Colonoscopy: Screening or Diagnostic?
Your insurance policy may be written with different levels of benefits for preventive versus diagnostic or therapeutic colonoscopy services. This means that there are instances in which you may think your procedure will be billed as a “screening” when it actually has to be billed as therapeutic. How can you determine what category your colonoscopy falls into?
Patient has past and/or present gastrointestinal symptoms, polyps, GI disease, iron deficiency anemia and/or any other abnormal tests.
Surveillance/High Risk Screening Colonoscopy
Patient is asymptomatic (no gastrointestinal symptoms either past or present), has a personal history of GI disease, colon polyps, and/or cancer. Patients in this category are required to undergo colonoscopy surveillance at shortened intervals (every 2-5 years, for instance).
Preventive Colonoscopy with Screening Diagnosis
Patient is asymptomatic (no gastrointestinal symptoms either past or present), over the age of 50, has no personal or family history of GI disease, colon polyps, and/or cancer. The patient has not undergone a colonoscopy within the last 10 years).
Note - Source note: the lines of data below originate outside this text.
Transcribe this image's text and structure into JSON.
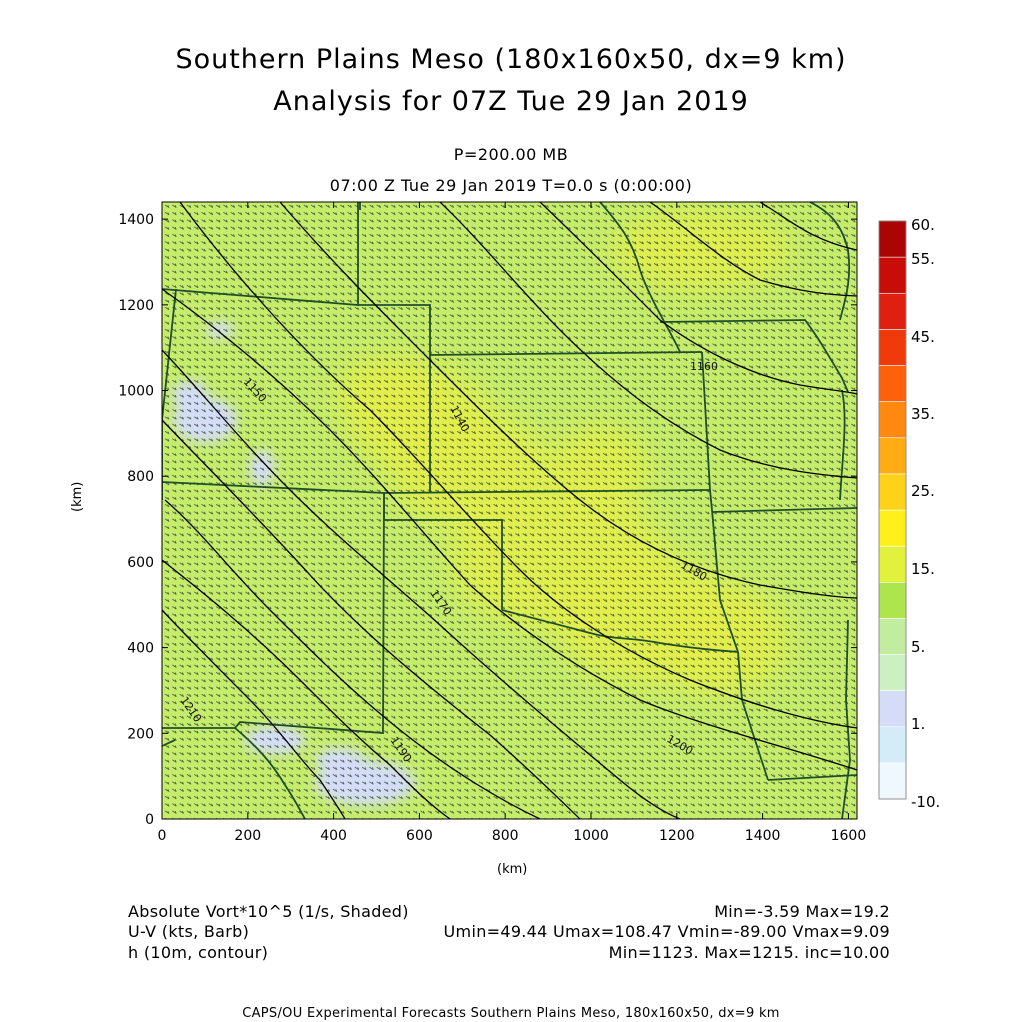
{
  "title": {
    "line1": "Southern Plains Meso (180x160x50, dx=9 km)",
    "line2": "Analysis for 07Z Tue 29 Jan 2019"
  },
  "level": "P=200.00 MB",
  "valid_time": "07:00 Z Tue 29 Jan 2019    T=0.0 s (0:00:00)",
  "axes": {
    "x_unit": "(km)",
    "y_unit": "(km)",
    "x_ticks": [
      "0",
      "200",
      "400",
      "600",
      "800",
      "1000",
      "1200",
      "1400",
      "1600"
    ],
    "y_ticks": [
      "0",
      "200",
      "400",
      "600",
      "800",
      "1000",
      "1200",
      "1400"
    ],
    "x_range": [
      0,
      1620
    ],
    "y_range": [
      0,
      1440
    ]
  },
  "colorbar": {
    "labels": [
      "60.",
      "55.",
      "45.",
      "35.",
      "25.",
      "15.",
      "5.",
      "1.",
      "-10."
    ],
    "colors": [
      "#f0f8ff",
      "#d4ecf8",
      "#d4dcf8",
      "#cdf0c2",
      "#c2ec9e",
      "#aee44c",
      "#e2f23c",
      "#fff01c",
      "#ffd21a",
      "#ffac14",
      "#ff8810",
      "#ff600c",
      "#f13a0a",
      "#df2010",
      "#c80c08",
      "#aa0404"
    ]
  },
  "contours": {
    "labels": [
      "1150",
      "1140",
      "1160",
      "1170",
      "1180",
      "1190",
      "1200",
      "1210"
    ]
  },
  "legend": {
    "field1": "Absolute Vort*10^5 (1/s, Shaded)",
    "field1_stats": "Min=-3.59 Max=19.2",
    "field2": "U-V (kts, Barb)",
    "field2_stats": "Umin=49.44 Umax=108.47 Vmin=-89.00 Vmax=9.09",
    "field3": "h (10m, contour)",
    "field3_stats": "Min=1123. Max=1215. inc=10.00"
  },
  "footer": "CAPS/OU Experimental Forecasts  Southern Plains Meso, 180x160x50, dx=9 km",
  "map_colors": {
    "background_field": "#c6ec6c",
    "high_vorticity": "#e4ee4a",
    "low_vorticity": "#d4dcf8",
    "borders": "#1f4f2a",
    "contour": "#000000",
    "barb": "#2a4430"
  }
}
Before your procedure, you should know your colonoscopy category. After establishing which one applies to you, you can do some research with your insurance company in regard to your coverage and what your out-of-pocket expense will be.
Your primary care physician may refer you for a “screening” colonoscopy but there may be a misunderstanding of the word screening. You must have no symptoms at all for your colonoscopy to be billed as a preventive service and keep in mind not all insurance’s consider preventive colonoscopies under your preventive benefit.
Q: Can the physician change, add or delete my diagnosis so that I can be considered eligible for colon screening?
A: No! The patient encounter is documented in your medical record from information you have provided as well as what is obtained during our pre-procedure history and assessment. It is a binding legal document that cannot be changed to facilitate better insurance coverage.
Patients need to understand that strict government and insurance company documentation and coding guidelines prevent a physician from altering a chart or bill for the sole purpose of coverage determination. This is considered insurance fraud and punishable by law with fines and/or jail time.
Q: What if my insurance company tells me that the doctor can change, add or delete a CPT or diagnosis code?
A: Sadly, this happens a lot. Often the representative will tell the patient that “if the doctor had coded this as a screening, it would have been covered differently.” However, further questioning of the representative will reveal that the “screening” diagnosis can only be amended if it applies to the patient. Remember that many insurance carriers only consider a patient over the age of 50 with personal or family history as well as no past or present gastrointestinal symptoms as a “screening.” If you are given this information, please document the date, name, and phone number of the insurance representative. Next, contact our billing department, and we will investigate the information given. The usual outcome is that the rep ends up calling the patient back and explaining that the member services representative should never suggest a physician change their billing of a procedure to anything other than exactly what was done, and why.